These bad habits that increase your diabetes risk could also be seen as good habits waiting to happen. Or maybe you have some of these good habits already!
Not Drinking Coffee
First, it’s bad for you, then good, then bad… Well, coffee’s back. A study analysis of the effect of coffee on diabetes risk found that six cups a day decreased the risk of diabetes by up to 35%. In addition to reducing insulin resistance, it might also play a role in improving the way your body uses glucose.
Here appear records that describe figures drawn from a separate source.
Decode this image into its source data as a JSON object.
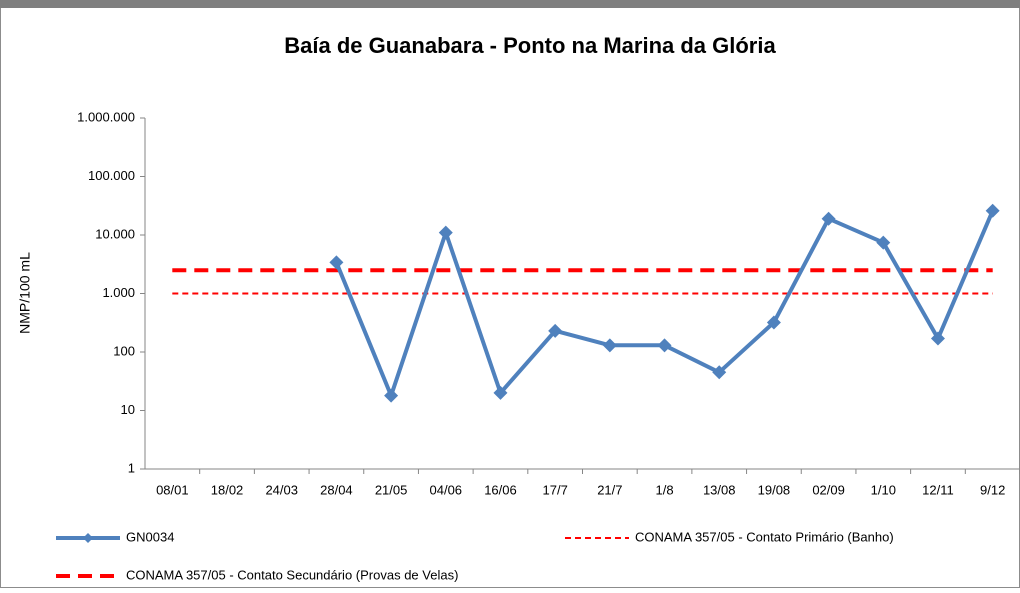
{
  "chart_data": {
    "type": "line",
    "title": "Baía de Guanabara - Ponto na Marina da Glória",
    "y_label": "NMP/100 mL",
    "categories": [
      "08/01",
      "18/02",
      "24/03",
      "28/04",
      "21/05",
      "04/06",
      "16/06",
      "17/7",
      "21/7",
      "1/8",
      "13/08",
      "19/08",
      "02/09",
      "1/10",
      "12/11",
      "9/12"
    ],
    "series": [
      {
        "name": "GN0034",
        "color": "#4f81bd",
        "line_style": "solid",
        "line_width": 4,
        "marker": "diamond",
        "values": [
          null,
          null,
          null,
          3400,
          18,
          11000,
          20,
          230,
          130,
          130,
          45,
          320,
          19000,
          7400,
          170,
          26000
        ]
      },
      {
        "name": "CONAMA 357/05 - Contato Primário (Banho)",
        "color": "#ff0000",
        "line_style": "dashed",
        "line_width": 2,
        "values": [
          1000,
          1000,
          1000,
          1000,
          1000,
          1000,
          1000,
          1000,
          1000,
          1000,
          1000,
          1000,
          1000,
          1000,
          1000,
          1000
        ]
      },
      {
        "name": "CONAMA 357/05 - Contato Secundário (Provas de Velas)",
        "color": "#ff0000",
        "line_style": "dashed",
        "line_width": 4,
        "values": [
          2500,
          2500,
          2500,
          2500,
          2500,
          2500,
          2500,
          2500,
          2500,
          2500,
          2500,
          2500,
          2500,
          2500,
          2500,
          2500
        ]
      }
    ],
    "log_scale": true,
    "ylim": [
      1,
      1000000
    ],
    "yticks": [
      1,
      10,
      100,
      {
        "value": 1000,
        "label": "1.000"
      },
      {
        "value": 10000,
        "label": "10.000"
      },
      {
        "value": 100000,
        "label": "100.000"
      },
      {
        "value": 1000000,
        "label": "1.000.000"
      }
    ],
    "grid": false,
    "legend": "bottom"
  }
}
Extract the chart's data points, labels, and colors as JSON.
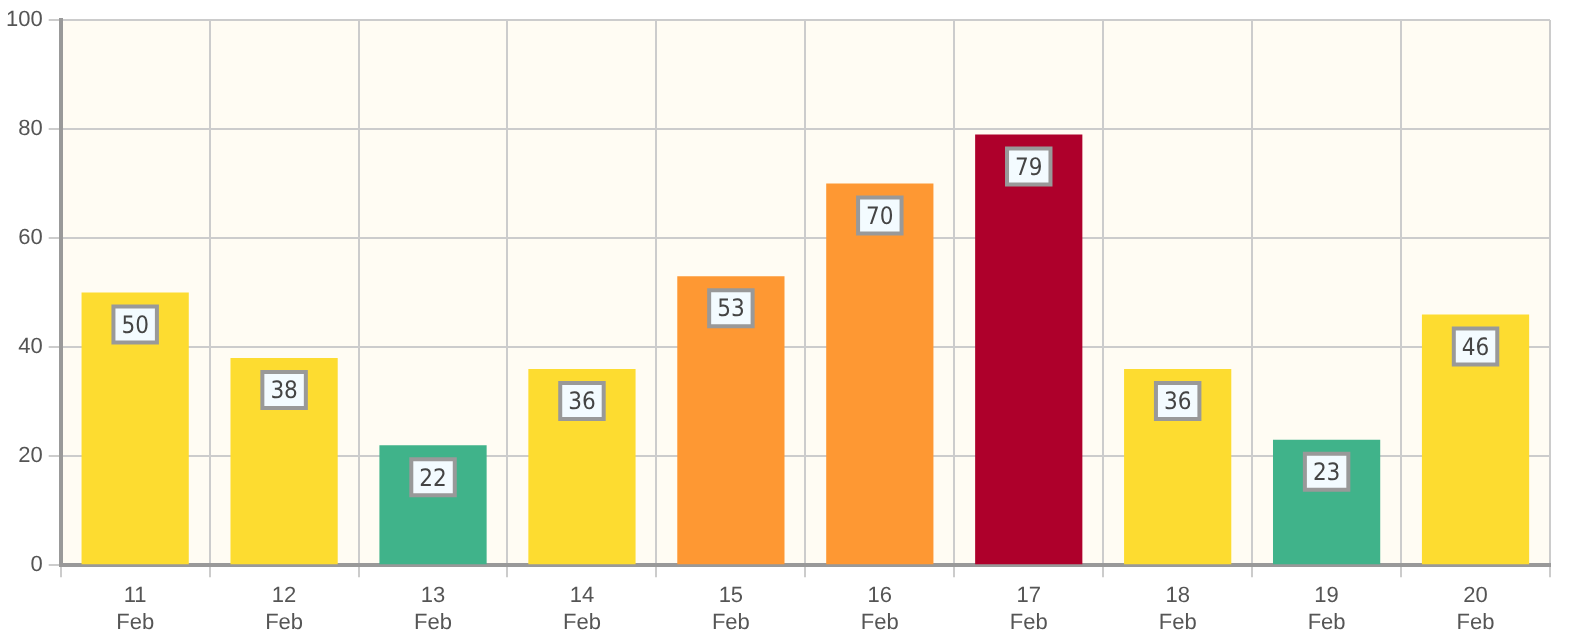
{
  "chart_data": {
    "type": "bar",
    "categories": [
      "11 Feb",
      "12 Feb",
      "13 Feb",
      "14 Feb",
      "15 Feb",
      "16 Feb",
      "17 Feb",
      "18 Feb",
      "19 Feb",
      "20 Feb"
    ],
    "values": [
      50,
      38,
      22,
      36,
      53,
      70,
      79,
      36,
      23,
      46
    ],
    "colors": [
      "#fddc30",
      "#fddc30",
      "#40b38a",
      "#fddc30",
      "#fe9833",
      "#fe9833",
      "#ae002b",
      "#fddc30",
      "#40b38a",
      "#fddc30"
    ],
    "ylim": [
      0,
      100
    ],
    "yticks": [
      0,
      20,
      40,
      60,
      80,
      100
    ],
    "grid": true,
    "data_labels": true
  }
}
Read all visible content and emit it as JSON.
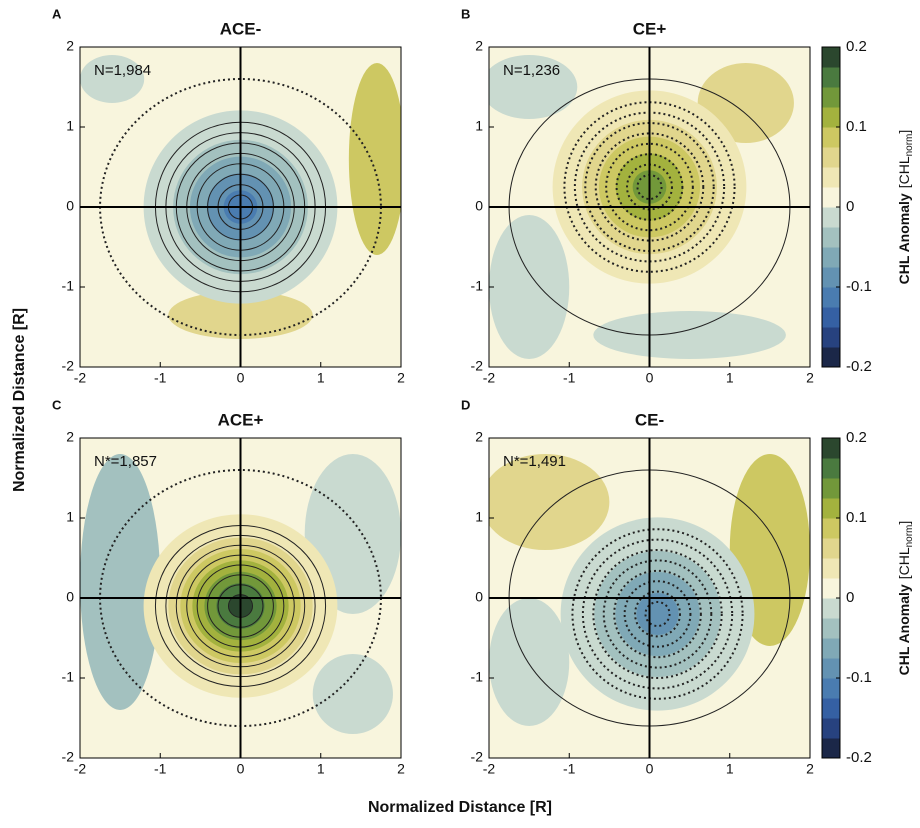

And decaf works as well as regular. In fact, researchers in an in vitro study concluded that decaf may work better.
Not Enough Probiotics
Some people are blessed with great gut buddies. For others of us, the microbiome – the bacteria, etc., in our guts – may not be such great buddies. And probiotics help to rebalance the microbiome. Try fermented foods like yogurt, kefir, and fermented vegetables. Probiotic supplements can help too.
Not Enough Vitamin D
Of course, the sun is the best. But supplements can help. And so can foods rich in vitamin D: wild-caught salmon (much more vitamin D than farmed), canned light tuna (to avoid the mercury), eggs from pastured chickens (again, more vitamin D).
Staying Up Too Late
“Don’t stay up too late.” “Time for bed.” It turns out our mothers were right. And if you thought it would be alright if you could just sleep until noon, sorry Charlie. Even with the equivalent of a night’s sleep, late night habits increase your risk of diabetes. In one study, night owls increased their risk of diabetes and metabolic syndrome by 1.7 times.
These are habits that increase your diabetes risk, but if you flip them, your risk might go down. How does this sound: drink your coffee, eat your yogurt, trash the trash, play in the sun, go to bed early.